Pour défendre l’application des droits des salariés, il faut être crédible. Le formateur a mis à ce propos en évidence en soulignant certaines contradictions. En effet, comment peut-on se présenter face aux salariés dans le but de défendre leurs intérêts, alors que dans le même temps, les élus peinent à se faire respecter de l’employeur ? Paradoxe soulevé par l’intervenant durant la formation CSE. Il mit en exergue la plupart des travers, supportés malgré eux, voire acceptés des représentants du personnel. Les élus sont régulièrement entravés et rencontrent de grandes difficultés à exister. La légitimité à défendre les autres commence inexorablement par la capacité à se défendre soi-même.

Les élus du comité social et économique ne pouvaient qu’acquiescer à ce discours bien qu’une gêne empreinte d’une certaine colère planait dans l’air.

Ce que m’aura en définitive enseigné ce cours, c’est qu’il n’y a aucune place à l’approximation en matière de droit du travail. Les représentants des salariés doivent se former avant de se mesurer aux défis qui les attendent. Rivaliser d’égal à égal avec l’employeur n’est possible qu’après avoir aiguisé ses connaissances. En droit, rien n’est le fruit du hasard ou de la magie. Dernière phrase en passant de notre formateur dont la richesse du verbe nous rappelle sans détour la richesse de la mission.

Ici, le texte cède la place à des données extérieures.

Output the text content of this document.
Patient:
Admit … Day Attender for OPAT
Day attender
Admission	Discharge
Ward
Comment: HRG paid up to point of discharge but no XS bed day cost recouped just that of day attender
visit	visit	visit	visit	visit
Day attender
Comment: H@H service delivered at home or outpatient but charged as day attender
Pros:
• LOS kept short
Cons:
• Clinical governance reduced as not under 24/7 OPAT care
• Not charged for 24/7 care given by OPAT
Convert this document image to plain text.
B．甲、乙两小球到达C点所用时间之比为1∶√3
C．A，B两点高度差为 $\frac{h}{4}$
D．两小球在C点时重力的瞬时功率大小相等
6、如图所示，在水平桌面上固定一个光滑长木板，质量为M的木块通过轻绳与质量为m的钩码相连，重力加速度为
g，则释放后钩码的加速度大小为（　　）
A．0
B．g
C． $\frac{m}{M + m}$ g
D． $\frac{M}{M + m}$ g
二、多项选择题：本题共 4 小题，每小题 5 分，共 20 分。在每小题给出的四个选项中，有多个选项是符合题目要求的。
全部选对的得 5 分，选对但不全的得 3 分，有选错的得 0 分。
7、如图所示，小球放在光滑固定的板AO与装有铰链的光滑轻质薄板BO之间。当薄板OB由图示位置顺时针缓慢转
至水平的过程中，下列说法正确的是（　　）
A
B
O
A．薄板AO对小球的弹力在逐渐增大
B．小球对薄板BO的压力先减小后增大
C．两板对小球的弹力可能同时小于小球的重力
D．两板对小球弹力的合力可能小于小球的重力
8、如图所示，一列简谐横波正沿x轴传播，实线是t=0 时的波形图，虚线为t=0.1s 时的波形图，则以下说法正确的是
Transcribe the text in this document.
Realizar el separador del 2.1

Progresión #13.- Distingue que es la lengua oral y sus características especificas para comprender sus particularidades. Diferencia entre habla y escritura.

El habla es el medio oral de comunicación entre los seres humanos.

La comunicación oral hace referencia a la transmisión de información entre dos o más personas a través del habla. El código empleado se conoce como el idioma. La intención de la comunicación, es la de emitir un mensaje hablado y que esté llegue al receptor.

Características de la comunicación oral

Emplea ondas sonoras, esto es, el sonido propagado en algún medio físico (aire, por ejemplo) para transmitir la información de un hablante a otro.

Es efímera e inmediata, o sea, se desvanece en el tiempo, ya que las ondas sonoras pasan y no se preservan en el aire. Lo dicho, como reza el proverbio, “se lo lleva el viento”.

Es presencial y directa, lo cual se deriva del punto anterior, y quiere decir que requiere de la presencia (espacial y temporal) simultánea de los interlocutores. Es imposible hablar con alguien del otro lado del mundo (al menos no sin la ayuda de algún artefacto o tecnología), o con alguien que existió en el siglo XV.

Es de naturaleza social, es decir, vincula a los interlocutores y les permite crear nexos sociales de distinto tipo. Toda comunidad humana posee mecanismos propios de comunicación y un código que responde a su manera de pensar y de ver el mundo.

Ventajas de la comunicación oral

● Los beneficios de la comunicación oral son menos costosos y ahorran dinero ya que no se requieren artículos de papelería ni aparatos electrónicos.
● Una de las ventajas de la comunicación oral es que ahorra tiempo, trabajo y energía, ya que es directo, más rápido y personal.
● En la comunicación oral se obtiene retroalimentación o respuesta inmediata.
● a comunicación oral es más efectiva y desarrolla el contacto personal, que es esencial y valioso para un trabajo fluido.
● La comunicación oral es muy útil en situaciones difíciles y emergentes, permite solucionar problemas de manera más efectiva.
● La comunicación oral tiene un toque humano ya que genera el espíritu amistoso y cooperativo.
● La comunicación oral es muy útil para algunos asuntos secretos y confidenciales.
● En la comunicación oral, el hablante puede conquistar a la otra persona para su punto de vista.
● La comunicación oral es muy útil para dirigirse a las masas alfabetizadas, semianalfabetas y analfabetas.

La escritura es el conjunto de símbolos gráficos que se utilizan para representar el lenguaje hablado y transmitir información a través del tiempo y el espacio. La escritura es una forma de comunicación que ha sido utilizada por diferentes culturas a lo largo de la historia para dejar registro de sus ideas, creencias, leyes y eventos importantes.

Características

Réaction de Fabrice ALLEGOET

Merci à Isabelle d’avoir rédigé un article en forme de témoignage de son expérience issue de la formation à laquelle, elle a participé. Ce fut une jolie surprise ! Cet article est un hymne assez éloquent à propos de la nécessité pour les représentants du personnel de se former. Heureux d’avoir indirectement pu y contribuer.

Auteur de l'article: Isabelle Vidal-Leon

Juriste en droit privé et droit social, Isabelle exerce en indépendante depuis quelques années le métier de conseil aux entreprises et de formatrice en droit social. Elle travaille également depuis quelques années comme consultante auprès des particuliers pour le traitement de litiges divers liés au travail.